I’ve been seeing another lie popping up about nuclear energy lately. People saying that Even though Nuclear Energy is low carbon, we lack the accessible supplies of Uranium to supply our power requirements for enough time to help combat climate change. ( I plan on touching on those other points in other articles.)
Let’s be generous to the anti-nuclear people and say sure, ignoring all the recyclable spent fuel we have sitting around, and the fact that uranium prospecting has been basically stalled for 30 years because our current known reserves have been more than enough to supply the demand and give them that point. Uranium 235 is only about 0.71% of all uranium, so sure we will say that our fissionable/fissile material supplies will only last us another say 80 years at current rates.
I mean unless there was a way to make fissile material…
Uranium-238, Thorium-232, Uranium-234, Plutonium-240, and Americium-241 are all elements that are called Fertile Isotopes. Meaning that by hitting them with a neutron moving at the right speed, it is possible to transmute them into another element/isotope that Can be used as nuclear fuel in a reactor. of those 5 listed, only U-238, U-234 and Th-232 exist naturally, the others having all decayed away in our solar system billions of years ago.
So what does this mean? Well if we accept that claim that there is only enough Uranium -235 for 80 more years of current consumption levels, then just by using all the Uranium-238 as a fertile fuel source to breed Plutonium -239 we would get enough fuel for 80 years x (99.28%/0.71%) = 11,186 years at current consumption levels. Just as a bit of perspective, the entirety of archaeological human history is approximately that long, with structures found dating back to about 10,000 BC.
And that amount of time is Just from the reserves we know about. The vast majority of the energy we extract from nuclear fuels is going to be from breeding fertile fuels. And that’s a good thing because it is Way more technically challenging to use a breeder for anything other than power generation than it is to simply purify fissile material.

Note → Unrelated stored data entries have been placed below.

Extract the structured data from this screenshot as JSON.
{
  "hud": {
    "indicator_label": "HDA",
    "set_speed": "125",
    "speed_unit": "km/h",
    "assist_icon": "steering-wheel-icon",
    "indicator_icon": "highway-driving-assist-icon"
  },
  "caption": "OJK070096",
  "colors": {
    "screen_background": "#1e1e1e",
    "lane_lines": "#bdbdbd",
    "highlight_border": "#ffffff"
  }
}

Now just to finish off, I want to do some quick and dirty napkin math. I said there were three naturally occurring fertile isotopes, U234, U238, and Th232. U234 doesn’t really count because there is even less of it than there is U235 and it decays quite quickly it is just being continually replenished from the decay of other radioactive elements. So let’s figure out how much energy there is in just our two fertile fuels.
Currently, the world uses ~14 TW of electricity, of which approximately 11% is nuclear. So if 11% of 14 TW is the rate that we will run through our current explored reserves in 80 years, if we upped that to the full 14 TW then we would run through our reserves in about 8 years. if we had U238 breeders then we would have only 1118.6 years of nuclear fuel available to us.
But if you are a bit anxious about only having 1100 years of fuel reserves then we could fix one problem that I have touched on before, namely that we currently don’t reprocess our nuclear fuels and only use about 3% of the energy in them before storing them away. so if we did that with all of our known fuel reserves that would give us at least 30x more fuel to use which brings that measly 1100 years up to 33,000 years.
Now we know that we aren’t going to stay at 14 TW because as Asia and Africa climb out of energy poverty and start to use resources at western levels then predictions are for energy consumption to rise to between 18 – 20 TW by 2040. Even if we decide that we want to have an energy abundance beyond imagining and push it up to 50 TW that would still only lower the amount of energy from known uranium reserves to a staggering 9240 years.
I think I’ve already proven that there is enough energy for nuclear power plants to fulfill every wild fantasy of energy abundance but I’m not one to leave a job half-assed so here are the rapid-fire final nails in the coffin:
1. Projected reserves of uranium on land would triple Known reserves (10.5 million tonnes on top of current 5 million tonnes) (back up to ~30,000 years)
2. If we can extract uranium from seawater that would give us an estimated reserve of 4 Billion tonnes of uranium which according to our energy utopia numbers would only be enough for 24 million years at 50 TW of usage. Whatever will we do?
3. Thorium is 3-4x more common than uranium. And it is effectively identical in terms of energy density. (96-120 Million years for those keeping count.)
I really hope we can solve climate change before that runs out. Otherwise, we really don’t deserve this lovely planet of ours.